Midrash Aggadah, Exodus 4:24

"And it came to pass on the way, at the lodging-place" (Exodus 4:24). If on the way, why a lodging-place? Rather, this teaches that Moses kept going in and out, from the lodging-place to the way, and from the way to the lodging-place, and he was pondering in his mind and saying whether he should go to Egypt to redeem Israel or not.

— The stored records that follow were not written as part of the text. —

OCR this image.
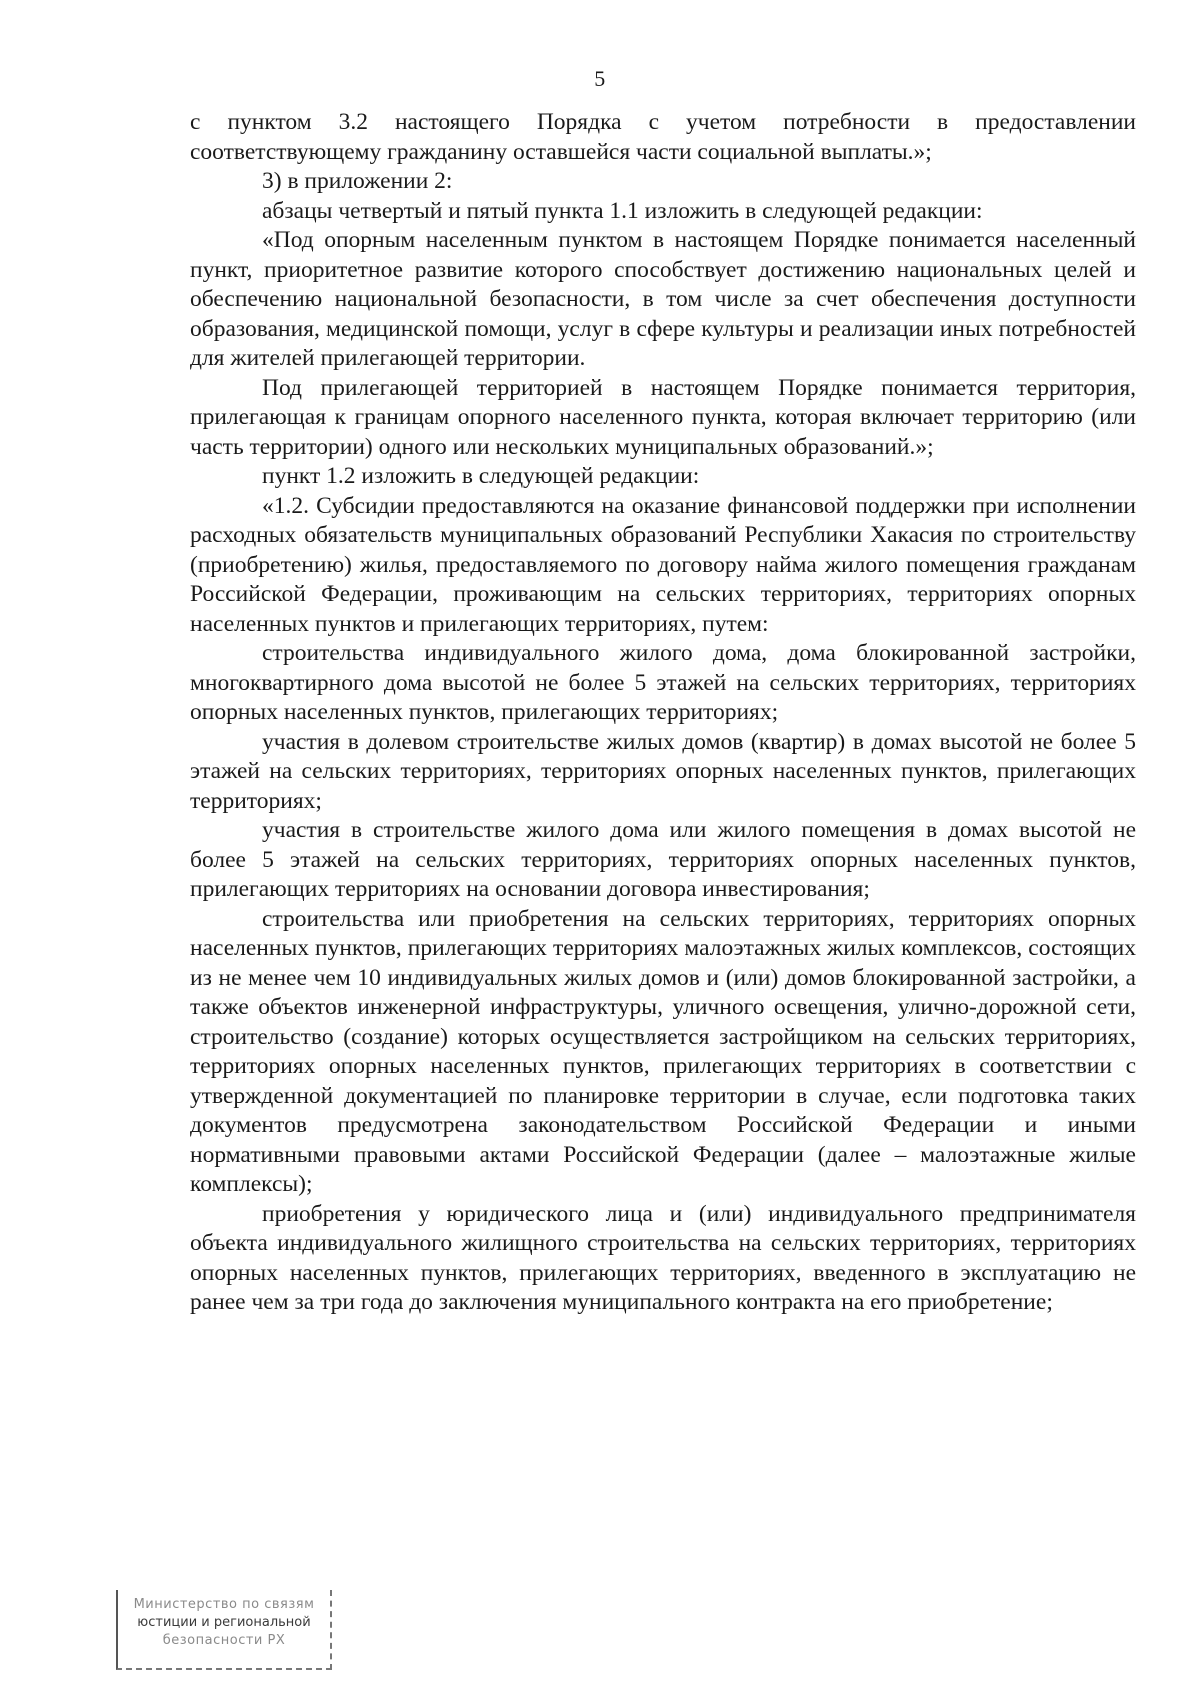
5

с пунктом 3.2 настоящего Порядка с учетом потребности в предоставлении соответствующему гражданину оставшейся части социальной выплаты.»;

3) в приложении 2:

абзацы четвертый и пятый пункта 1.1 изложить в следующей редакции:

«Под опорным населенным пунктом в настоящем Порядке понимается населенный пункт, приоритетное развитие которого способствует достижению национальных целей и обеспечению национальной безопасности, в том числе за счет обеспечения доступности образования, медицинской помощи, услуг в сфере культуры и реализации иных потребностей для жителей прилегающей территории.

Под прилегающей территорией в настоящем Порядке понимается территория, прилегающая к границам опорного населенного пункта, которая включает территорию (или часть территории) одного или нескольких муниципальных образований.»;

пункт 1.2 изложить в следующей редакции:

«1.2. Субсидии предоставляются на оказание финансовой поддержки при исполнении расходных обязательств муниципальных образований Республики Хакасия по строительству (приобретению) жилья, предоставляемого по договору найма жилого помещения гражданам Российской Федерации, проживающим на сельских территориях, территориях опорных населенных пунктов и прилегающих территориях, путем:

строительства индивидуального жилого дома, дома блокированной застройки, многоквартирного дома высотой не более 5 этажей на сельских территориях, территориях опорных населенных пунктов, прилегающих территориях;

участия в долевом строительстве жилых домов (квартир) в домах высотой не более 5 этажей на сельских территориях, территориях опорных населенных пунктов, прилегающих территориях;

участия в строительстве жилого дома или жилого помещения в домах высотой не более 5 этажей на сельских территориях, территориях опорных населенных пунктов, прилегающих территориях на основании договора инвестирования;

строительства или приобретения на сельских территориях, территориях опорных населенных пунктов, прилегающих территориях малоэтажных жилых комплексов, состоящих из не менее чем 10 индивидуальных жилых домов и (или) домов блокированной застройки, а также объектов инженерной инфраструктуры, уличного освещения, улично-дорожной сети, строительство (создание) которых осуществляется застройщиком на сельских территориях, территориях опорных населенных пунктов, прилегающих территориях в соответствии с утвержденной документацией по планировке территории в случае, если подготовка таких документов предусмотрена законодательством Российской Федерации и иными нормативными правовыми актами Российской Федерации (далее – малоэтажные жилые комплексы);

приобретения у юридического лица и (или) индивидуального предпринимателя объекта индивидуального жилищного строительства на сельских территориях, территориях опорных населенных пунктов, прилегающих территориях, введенного в эксплуатацию не ранее чем за три года до заключения муниципального контракта на его приобретение;

Министерство по связям
юстиции и региональной
безопасности РХ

For he was pondering in his mind: if I say the time of the redemption has arrived, they will say, "Surely we know that the Holy One, blessed be He, said that the servitude would be four hundred years, and the time of redemption has not yet come." And if I say to the Holy One, blessed be He, "Where am I going, for the four hundred years have not yet arrived?" — the Holy One, blessed be He, grew angry with him. The Holy One, blessed be He, said to him: Joseph already prophesied to them "pakod" (Genesis 50:24) — that is to say, by the numerical value of "pakod" the Holy One, blessed be He, will reduce for them from the servitude. And therefore one hundred and ninety years were reduced, like "pakod," and they are ninety, corresponding to the ninety of Sarah our matriarch, who was of that age when she bore Isaac, and one hundred years corresponding to Abraham at the time he begot Isaac. Another interpretation: "And it came to pass on the way, at the lodging-place." The Holy One, blessed be He, sent Uriel, and he appeared to him in the likeness of a serpent, and he was swallowing Moses from his head down to his circumcision-place. And all this — why? Because his son was uncircumcised. And when Zipporah saw this, she was afraid; she said, perhaps this one is swallowing him because he is uncircumcised. Immediately, "Zipporah took a flint" etc. (Exodus 4:25).